MONDAY, Dec. 14, 2015 (HealthDay News) -- For patients with major depressive disorder, certain CYP2C19 polymorphisms contribute to citalopram (CIT) metabolism, according to research published in the December issue of the Journal of Clinical Pharmacy and Therapeutics.
Z. Uckun, Ph.D., from Mersin University in Turkey, and colleagues determined CYP2C19 genetic polymorphisms and their impact on the metabolism of CIT. Genotypes were determined by polymerase chain reaction-restriction fragment length polymorphism method in 209 healthy individuals and 50 patients with major depressive disorder.
The researchers found that the CYP2C19*1 and CYP2C19*17 allele frequencies were 71.0 and 18.0 percent, respectively, for the healthy group and 81.1 and 18.9 percent, respectively, for the patient group (P > 0.05). Patients with the CYP2C19*1/*1 genotype had significantly higher mean plasma concentration and the mean dose-corrected plasma levels of demethylcitalopram (DCIT) compared to patients with CYP2C19*1/*2 or CYP2C19*2/*2 genotypes (P < 0.05). In the CYP2C19*1/*2 and CYP2C19*2/*2 genotypes, the mean metabolic ratio (MR, CIT/DCIT) was significantly higher (P < 0.05).

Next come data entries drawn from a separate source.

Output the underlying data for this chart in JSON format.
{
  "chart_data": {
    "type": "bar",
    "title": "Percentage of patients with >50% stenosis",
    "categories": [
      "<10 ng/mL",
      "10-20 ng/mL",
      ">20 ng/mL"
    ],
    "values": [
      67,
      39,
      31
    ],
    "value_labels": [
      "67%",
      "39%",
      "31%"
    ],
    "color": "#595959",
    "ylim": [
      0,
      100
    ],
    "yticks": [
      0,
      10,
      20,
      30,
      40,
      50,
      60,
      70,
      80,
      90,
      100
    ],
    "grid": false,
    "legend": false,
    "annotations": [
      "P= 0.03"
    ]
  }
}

Plasma CIT, DCIT concentrations, and MR value did not differ for the CYP2C19*1/*1 and CYP2C19*1/*17 genotypes (P > 0.05).
"Our data suggest that CYP2C19*17 polymorphism does not have a significant effect on CIT metabolism," the authors write. "In contrast CYP2C19*2 polymorphism has a prominent role and is likely to contribute to interindividual variability in CIT metabolism in vivo at therapeutic doses."